Do you ever scene-bake lighting in Max/Maya using offline rendering like Vray? I know that this is a big part of Mobile or even VR, but PC/console? Something like the Amplify Creations Multi-UV Bake Tool https://www.youtube.com/watch?v=JKrfaD3_rng
modular geo with more detail, yea you could have separate light blocker geo, or you could just make a super cheap side and back of that modular mesh for the sides you will never see. it wouldn't be super expensive to have an extra 50-100 tris and it solves problems as you go, just dont have backfaces where light can shine through even if you use a 2 sided material.
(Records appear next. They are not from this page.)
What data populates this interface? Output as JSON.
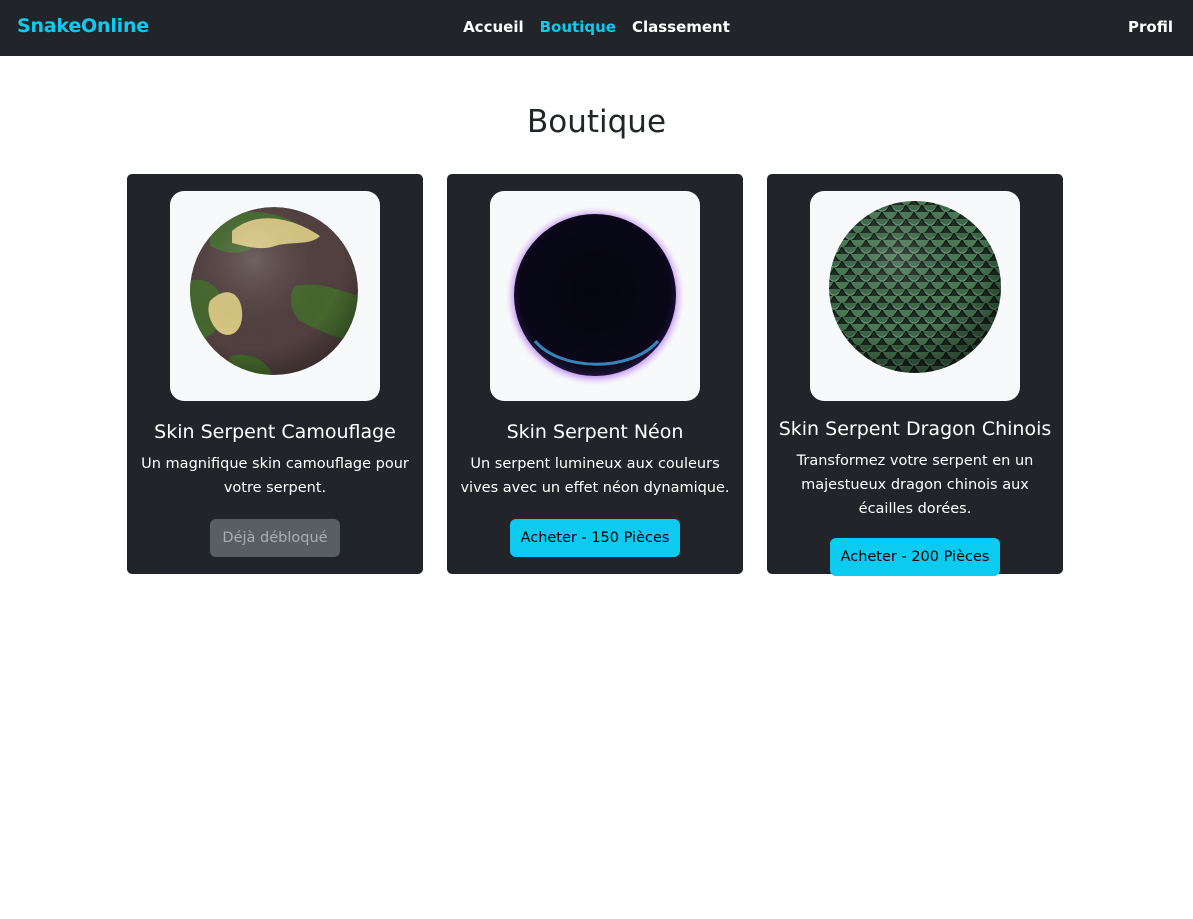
{
  "navbar": {
    "brand": "SnakeOnline",
    "links": [
      {
        "label": "Accueil"
      },
      {
        "label": "Boutique",
        "active": true
      },
      {
        "label": "Classement"
      }
    ],
    "profile": "Profil"
  },
  "page": {
    "title": "Boutique"
  },
  "products": [
    {
      "title": "Skin Serpent Camouflage",
      "description": "Un magnifique skin camouflage pour votre serpent.",
      "button": "Déjà débloqué",
      "button_state": "disabled",
      "image_icon": "camouflage-sphere"
    },
    {
      "title": "Skin Serpent Néon",
      "description": "Un serpent lumineux aux couleurs vives avec un effet néon dynamique.",
      "button": "Acheter - 150 Pièces",
      "button_state": "enabled",
      "image_icon": "neon-sphere"
    },
    {
      "title": "Skin Serpent Dragon Chinois",
      "description": "Transformez votre serpent en un majestueux dragon chinois aux écailles dorées.",
      "button": "Acheter - 200 Pièces",
      "button_state": "enabled",
      "image_icon": "dragon-scale-sphere"
    }
  ],
  "colors": {
    "navbar_bg": "#212529",
    "accent": "#0dcaf0",
    "card_bg": "#212529",
    "disabled_button": "#585e64"
  }
}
in terms of dynamic lighting in unreal, its already pretty decent. I think a lot of people think its a lot more expensive than it actually is. as long as you dont have a ton of shadow casting lights or tons of overlapping medium sized lights, you can go pretty wild. for portfolio stuff I wouldnt worry about how "expensive" your lighting is, especially if you are not actually going to be a lighting artist. chances are whatever you come up with would be fine. God of war uses a ton of dynamic lights and it runs pretty damn well on consoles. A dynamic/stationary light for the sun is pretty much standard in most modern games anyways. you just lose a lot of the gorgeous GI you get with baked lighting. thats why some games like the last of us and uncharted bake their bounce lighting/ambient and use a dynamic for the sun etc.
as for baking in max/maya and trying to transfer all that over? hellll no, lightmass gives pretty amazing results and is more than enough for most artists. The technical headaches of trying to transfer all that stuff over is a huge time sink and not something the average artist should be doing. If you cant get your stuff looking great in ue4 with lightmass then your problems are not the software. people are doing high end arch vis in unreal that looks almost comparable to what vray can do, except the results are realtime right away with no fussing around.
UE4 has come a loooong ways for lighting and looking at some of the scenes on artstation there is no real reason not to use the tools built into it. super senior artists are killing it with the basic ue4 tools, so I would focus on making dope art and not so much on the tools most things can be fixed with a bit of troubleshooting at the end.
Thanks PixelMasher for the lighting academy video.
https://www.youtube.com/watch?v=vef_ZPLhjt8&t=931s
Yeah, that's exactly what I'm going to test out right now for my game. I think it will make a huge difference in my sanity plus a good performance boost over the previous dynamic lighting.